All physicians, including ophthalmologists, complete four years of residency training. This includes one year as an intern doing rotations through various services. Ophthalmologists are generally trained in residency programs that are board-certified by the American Board of Ophthalmology or the American Osteopathic Board of Ophthalmology and Otolaryngology. So if you received your biology degree in PA, for example, you may be required to complete rotations in other states as well as Pennsylvania to receive your license.

Ophthalmologist vs. Optometrist

It is through residency training that ophthalmologist students learn all the nuisances of their profession. They interact with patients, perform exams and make a diagnosis. When your specialty is ophthalmology, your focus is on vision and eye health. This means you work closely with other eye care professionals such as an optometrist to create care plans that may include corrective lenses like the Proclear Toric contact lenses.
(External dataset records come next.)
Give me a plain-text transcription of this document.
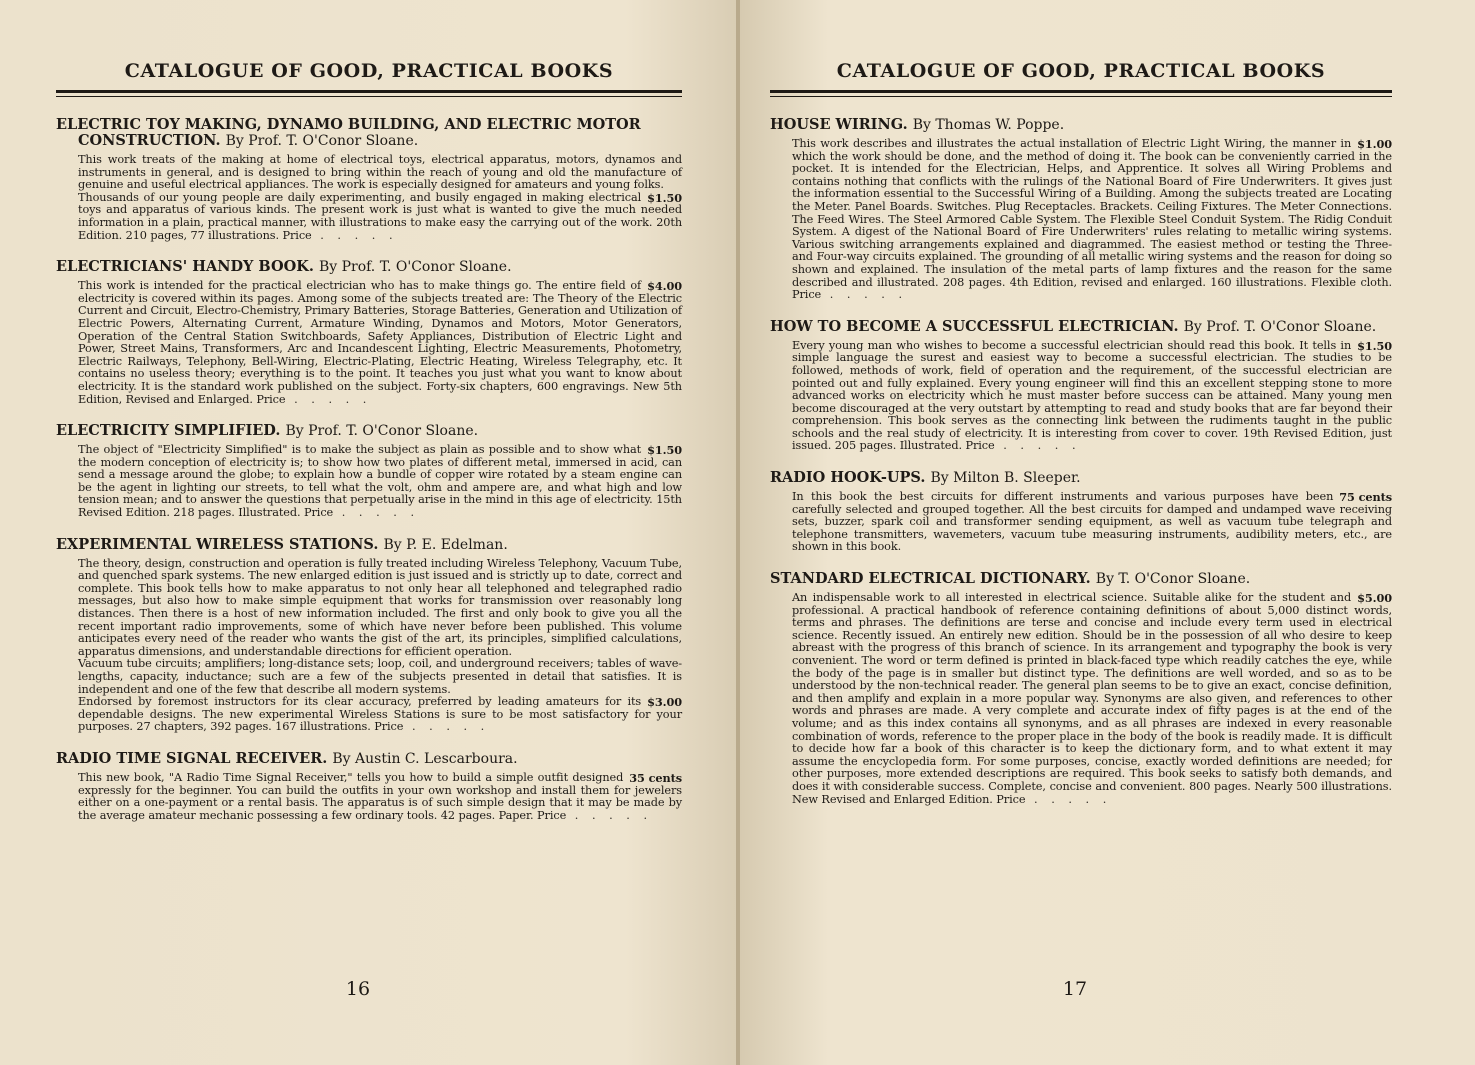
CATALOGUE OF GOOD, PRACTICAL BOOKS
ELECTRIC TOY MAKING, DYNAMO BUILDING, AND ELECTRIC MOTOR CONSTRUCTION. By Prof. T. O'Conor Sloane.

This work treats of the making at home of electrical toys, electrical apparatus, motors, dynamos and instruments in general, and is designed to bring within the reach of young and old the manufacture of genuine and useful electrical appliances. The work is especially designed for amateurs and young folks.

$1.50
Thousands of our young people are daily experimenting, and busily engaged in making electrical toys and apparatus of various kinds. The present work is just what is wanted to give the much needed information in a plain, practical manner, with illustrations to make easy the carrying out of the work. 20th Edition. 210 pages, 77 illustrations. Price . . . . .

ELECTRICIANS' HANDY BOOK. By Prof. T. O'Conor Sloane.

$4.00
This work is intended for the practical electrician who has to make things go. The entire field of electricity is covered within its pages. Among some of the subjects treated are: The Theory of the Electric Current and Circuit, Electro-Chemistry, Primary Batteries, Storage Batteries, Generation and Utilization of Electric Powers, Alternating Current, Armature Winding, Dynamos and Motors, Motor Generators, Operation of the Central Station Switchboards, Safety Appliances, Distribution of Electric Light and Power, Street Mains, Transformers, Arc and Incandescent Lighting, Electric Measurements, Photometry, Electric Railways, Telephony, Bell-Wiring, Electric-Plating, Electric Heating, Wireless Telegraphy, etc. It contains no useless theory; everything is to the point. It teaches you just what you want to know about electricity. It is the standard work published on the subject. Forty-six chapters, 600 engravings. New 5th Edition, Revised and Enlarged. Price . . . . .

ELECTRICITY SIMPLIFIED. By Prof. T. O'Conor Sloane.

$1.50
The object of "Electricity Simplified" is to make the subject as plain as possible and to show what the modern conception of electricity is; to show how two plates of different metal, immersed in acid, can send a message around the globe; to explain how a bundle of copper wire rotated by a steam engine can be the agent in lighting our streets, to tell what the volt, ohm and ampere are, and what high and low tension mean; and to answer the questions that perpetually arise in the mind in this age of electricity. 15th Revised Edition. 218 pages. Illustrated. Price . . . . .

EXPERIMENTAL WIRELESS STATIONS. By P. E. Edelman.

The theory, design, construction and operation is fully treated including Wireless Telephony, Vacuum Tube, and quenched spark systems. The new enlarged edition is just issued and is strictly up to date, correct and complete. This book tells how to make apparatus to not only hear all telephoned and telegraphed radio messages, but also how to make simple equipment that works for transmission over reasonably long distances. Then there is a host of new information included. The first and only book to give you all the recent important radio improvements, some of which have never before been published. This volume anticipates every need of the reader who wants the gist of the art, its principles, simplified calculations, apparatus dimensions, and understandable directions for efficient operation.

Vacuum tube circuits; amplifiers; long-distance sets; loop, coil, and underground receivers; tables of wave-lengths, capacity, inductance; such are a few of the subjects presented in detail that satisfies. It is independent and one of the few that describe all modern systems.

$3.00
Endorsed by foremost instructors for its clear accuracy, preferred by leading amateurs for its dependable designs. The new experimental Wireless Stations is sure to be most satisfactory for your purposes. 27 chapters, 392 pages. 167 illustrations. Price . . . . .

RADIO TIME SIGNAL RECEIVER. By Austin C. Lescarboura.

35 cents
This new book, "A Radio Time Signal Receiver," tells you how to build a simple outfit designed expressly for the beginner. You can build the outfits in your own workshop and install them for jewelers either on a one-payment or a rental basis. The apparatus is of such simple design that it may be made by the average amateur mechanic possessing a few ordinary tools. 42 pages. Paper. Price . . . . .

16
CATALOGUE OF GOOD, PRACTICAL BOOKS
HOUSE WIRING. By Thomas W. Poppe.

$1.00
This work describes and illustrates the actual installation of Electric Light Wiring, the manner in which the work should be done, and the method of doing it. The book can be conveniently carried in the pocket. It is intended for the Electrician, Helps, and Apprentice. It solves all Wiring Problems and contains nothing that conflicts with the rulings of the National Board of Fire Underwriters. It gives just the information essential to the Successful Wiring of a Building. Among the subjects treated are Locating the Meter. Panel Boards. Switches. Plug Receptacles. Brackets. Ceiling Fixtures. The Meter Connections. The Feed Wires. The Steel Armored Cable System. The Flexible Steel Conduit System. The Ridig Conduit System. A digest of the National Board of Fire Underwriters' rules relating to metallic wiring systems. Various switching arrangements explained and diagrammed. The easiest method or testing the Three- and Four-way circuits explained. The grounding of all metallic wiring systems and the reason for doing so shown and explained. The insulation of the metal parts of lamp fixtures and the reason for the same described and illustrated. 208 pages. 4th Edition, revised and enlarged. 160 illustrations. Flexible cloth. Price . . . . .

HOW TO BECOME A SUCCESSFUL ELECTRICIAN. By Prof. T. O'Conor Sloane.

$1.50
Every young man who wishes to become a successful electrician should read this book. It tells in simple language the surest and easiest way to become a successful electrician. The studies to be followed, methods of work, field of operation and the requirement, of the successful electrician are pointed out and fully explained. Every young engineer will find this an excellent stepping stone to more advanced works on electricity which he must master before success can be attained. Many young men become discouraged at the very outstart by attempting to read and study books that are far beyond their comprehension. This book serves as the connecting link between the rudiments taught in the public schools and the real study of electricity. It is interesting from cover to cover. 19th Revised Edition, just issued. 205 pages. Illustrated. Price . . . . .

RADIO HOOK-UPS. By Milton B. Sleeper.

75 cents
In this book the best circuits for different instruments and various purposes have been carefully selected and grouped together. All the best circuits for damped and undamped wave receiving sets, buzzer, spark coil and transformer sending equipment, as well as vacuum tube telegraph and telephone transmitters, wavemeters, vacuum tube measuring instruments, audibility meters, etc., are shown in this book.

STANDARD ELECTRICAL DICTIONARY. By T. O'Conor Sloane.

$5.00
An indispensable work to all interested in electrical science. Suitable alike for the student and professional. A practical handbook of reference containing definitions of about 5,000 distinct words, terms and phrases. The definitions are terse and concise and include every term used in electrical science. Recently issued. An entirely new edition. Should be in the possession of all who desire to keep abreast with the progress of this branch of science. In its arrangement and typography the book is very convenient. The word or term defined is printed in black-faced type which readily catches the eye, while the body of the page is in smaller but distinct type. The definitions are well worded, and so as to be understood by the non-technical reader. The general plan seems to be to give an exact, concise definition, and then amplify and explain in a more popular way. Synonyms are also given, and references to other words and phrases are made. A very complete and accurate index of fifty pages is at the end of the volume; and as this index contains all synonyms, and as all phrases are indexed in every reasonable combination of words, reference to the proper place in the body of the book is readily made. It is difficult to decide how far a book of this character is to keep the dictionary form, and to what extent it may assume the encyclopedia form. For some purposes, concise, exactly worded definitions are needed; for other purposes, more extended descriptions are required. This book seeks to satisfy both demands, and does it with considerable success. Complete, concise and convenient. 800 pages. Nearly 500 illustrations. New Revised and Enlarged Edition. Price . . . . .

17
An optometrist, or Doctor of Optometry, treats vision conditions such as farsightedness or astigmatism, usually by fitting the patient with corrective lenses. Like an ophthalmologist, an optometrist is trained to recognize diseases of the eye, but may refer the patient to an ophthalmologist for specialty care if necessary. Optometrists are not medical doctors, but many can prescribe medications as part of their vision care plan if it involves a condition that affects vision such as macular degeneration.

Ophthalmologists focus more on surgical interventions for eye care and complex medical problems. They perform surgeries like Lasik to correct vision deficits, as well.

Subspecialties in Ophthalmology

There are a number of subspecialties available to an ophthalmologist. They require additional training. Some subspecialties to consider include:

  • Pediatric Ophthalmology – handles children

  • Medical retina – deals with disease of the retina

  • Ocular Oncology – eye cancer specialist

  • Oculoplastics – cosmetic and plastic surgery of the eyes or orbit

  • Ophthalmic Pathology – studies diseases of the eye

Continuing Education for Ophthalmologists

As with most healthcare care careers, ophthalmologists must earn continuing education credits to maintain their licensure. This ensures they stay current on the treatments and research. Ophthalmologists can find continuing education programs through professional organizations such as the American Academy of Ophthalmology and the American Society of Cataract and Refractive Surgery.

It takes many years and lots of hard work to become an ophthalmologist, but it is a rewarding field of study. Physicians that choose this specialty help others maintain their eye health and a result their vision.